SETA > Yorum |

The Istanbul Forum

Başbakan Erdoğan: Barışın hakim olacağı bir Orta Doğu hedefliyoruz Başbakan Recep Tayyip Erdoğan, Siyaset Ekonomi ve Toplum Araştırmaları Vakfı (SETA), Stratejik İletişim Merkezi (STRATİM) ve Alman Marshall Fonu’nun birlikte organize ettiği "Dünya Siyasetinde Orta Doğu: Sorunlu Bölgede Güvenlik Arayışı" konulu 1. İstanbul Forumu açılışına katıldı. Konferansın açılışında bir konuşma yapan Başbakan Erdoğan, bu çapta bir konferans için Türkiye ve İstanbul’un seçilmiş olmasının son derece önemli olduğunu belirterek, bu önemli konferansa katkılarından dolayı SETA’ya teşekkür etti. 

Türkiye küresel barışa hizmet ediyor Başbakan Erdoğan, konuşmasının başında İstanbul'un, dünyanın 5 kıtasından esintilerinin hissedileceği bir kent olduğu hatırlatmasını yaparak, İstanbul'un, dünya barışı için, birbirini anlama, önyargıların giderilmesi için büyük bir fırsat olduğunu söyledi. Ulusal, bölgesel ve küresel sorunlar arasındaki mesafelerin azalmasının, sorunları iç içe geçirdiğini, küresel sorunların, küresel ölçekli çözümleri zorunlu kıldığına dikkat çeken Başbakan, "Sorunlardan hiçbiri, altından kalkılamayacak sorunlar değildir. Yeni bir anlayışa yeni bir düzene ihtiyacımız var. Bu küresel düzen, herkesi kucaklayan, adil, paylaşımcı, farklılıkları zenginlik olarak gören bir düzen olmak zorundadır." Dedi. Türkiye'nin siyasi, ekonomik, kültürel ve hukuk noktasında bölgesel ve küresel barış için son dönemde katkılarını arttırdığını dile getiren Erdoğan, "Türkiye, adil, paylaşımcı ve herkesi kucaklayan siyaset anlayışını kendi bölgesinde başarıyla uyguluyor.
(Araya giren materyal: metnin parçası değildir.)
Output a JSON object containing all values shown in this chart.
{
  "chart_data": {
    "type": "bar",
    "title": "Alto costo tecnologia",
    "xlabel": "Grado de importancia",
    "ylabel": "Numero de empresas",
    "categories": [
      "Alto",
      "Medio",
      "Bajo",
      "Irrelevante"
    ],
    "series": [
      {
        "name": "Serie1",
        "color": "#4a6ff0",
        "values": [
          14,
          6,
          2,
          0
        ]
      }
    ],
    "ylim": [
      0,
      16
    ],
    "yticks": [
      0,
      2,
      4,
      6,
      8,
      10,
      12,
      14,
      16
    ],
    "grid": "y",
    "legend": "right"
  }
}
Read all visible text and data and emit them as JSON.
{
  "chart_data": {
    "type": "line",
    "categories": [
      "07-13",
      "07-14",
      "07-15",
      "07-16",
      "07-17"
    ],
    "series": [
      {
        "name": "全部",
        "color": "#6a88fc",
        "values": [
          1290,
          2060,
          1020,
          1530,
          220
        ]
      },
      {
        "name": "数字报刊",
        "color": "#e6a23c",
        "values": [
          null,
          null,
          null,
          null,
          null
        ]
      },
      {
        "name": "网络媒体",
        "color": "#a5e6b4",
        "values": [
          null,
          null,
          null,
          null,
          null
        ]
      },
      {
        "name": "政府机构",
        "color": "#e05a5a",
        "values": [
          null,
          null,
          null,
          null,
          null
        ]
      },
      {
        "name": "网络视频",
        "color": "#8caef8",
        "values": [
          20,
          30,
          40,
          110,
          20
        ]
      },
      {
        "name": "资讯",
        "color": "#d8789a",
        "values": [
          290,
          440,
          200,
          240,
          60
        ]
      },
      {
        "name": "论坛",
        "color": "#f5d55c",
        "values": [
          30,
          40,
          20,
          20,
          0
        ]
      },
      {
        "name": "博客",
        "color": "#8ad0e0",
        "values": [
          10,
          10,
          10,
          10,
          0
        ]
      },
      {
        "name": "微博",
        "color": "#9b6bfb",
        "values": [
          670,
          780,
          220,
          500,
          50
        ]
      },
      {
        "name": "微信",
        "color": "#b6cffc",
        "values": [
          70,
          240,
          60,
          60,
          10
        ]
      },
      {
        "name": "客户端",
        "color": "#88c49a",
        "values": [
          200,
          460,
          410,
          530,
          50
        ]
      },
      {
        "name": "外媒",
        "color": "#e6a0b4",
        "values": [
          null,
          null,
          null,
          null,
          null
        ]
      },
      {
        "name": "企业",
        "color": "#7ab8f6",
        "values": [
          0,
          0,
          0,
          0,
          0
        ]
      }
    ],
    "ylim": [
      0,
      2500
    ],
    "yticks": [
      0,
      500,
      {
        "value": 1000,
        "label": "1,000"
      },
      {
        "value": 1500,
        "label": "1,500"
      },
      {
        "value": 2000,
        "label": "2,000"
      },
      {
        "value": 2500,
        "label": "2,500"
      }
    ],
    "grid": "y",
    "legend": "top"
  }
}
Komşularla sıfır problem politikası olarak ifade ettiğimiz bu yaklaşım sayesinde bütün komşularıyla sorunlarını çözüm yoluna koymuş, ilişkilerini son derece iyi bir noktaya getirmiştir. Bölgemizdeki sorunlar aynı zamanda küresel sonuçları olan ve herkesi ilgilendiren sorunlardır. Bölgede izlediğimiz yapıcı ve barışçı politika sadece bölgesel değil aynı zamanda küresel barışa hizmet ediyor." Dedi. Bölgenin istikrarını etkileyen sorunlarla ilelebet yaşamak istemediklerini belirten Erdoğan, "Çatışmaların değil barışın, korkunun değil güvenin, terör ve şiddetin değil huzurun, açlığın değil refahın hakim olacağı bir Orta Doğu inşa etmeyi hedefliyoruz." dedi.

Türkiye’nin ekonomik etkisi, gayri safi milli hâsılasının çok ötesinde Türkiye'nin ekonomik etki alanının, gayri safi milli hâsılasının çok ötesinde potansiyele sahip olduğunu da vurgulayan Erdoğan, Türkiye'nin, Balkanlardan, Orta Doğu'ya, Kafkaslara, Orta Asya'ya ulaşan ekonomi havzası ile dünya ekonomisinde önemli yerde durduğunu ve önemli ekonomik aktörlerinden biri haline getirdiğini söyledi.

Orta Doğu’da barış dış müdahalelerle tesis edilemez Başbakan Erdoğan, Türkiye’nin Orta Doğu’da demokratik, laik, sosyal bir hukuk devleti olarak, bunu hazmetmiş bir ülke olarak bu havzada yapacağı çok şeyler olduğunu söyledi. Türkiye’nin AB’ye yük olacağını iddia edenlerin aksine Türkiye’nin bölgeye yapacağı katkıların göz ardı edildiğini belirten Başbakan Erdoğan: “Türkiye AB'ye yük olmaya değil, AB'den yük almaya aday güçlü ülkelerden biridir. Son yıllarda bu alanda büyük bir dinamizm yaşandığını da görmek zorundayız. Kalkınma fırsatı elinde olan ülkeler silsilesi burası. Ama önü kesilen ülkelerde Orta Doğu. Kendi haline bırakılsa bile sıçrama yapabilecek bir bölgeyi yok farz edemeyiz. Bu bölgenin genç nüfusu, kültür mozaiği, Orta Doğu insanlık tarihine çok önemli katkılar yapılmıştır. Bunlar yok sayıldığı gibi yok edilmeye çalışılıyor. İnsanlığın ilerleyişine adeta yön vermiştir. Tarım burada, sanat, bilim teknolojinin temelleri burada atılmıştır. Orta Doğu 3 semavi dininde beşiğidir. Biz bu bölgenin yeniden bir kültür bilim sanat barış ve huzur havzası haline gelmesini arzuluyoruz” dedi.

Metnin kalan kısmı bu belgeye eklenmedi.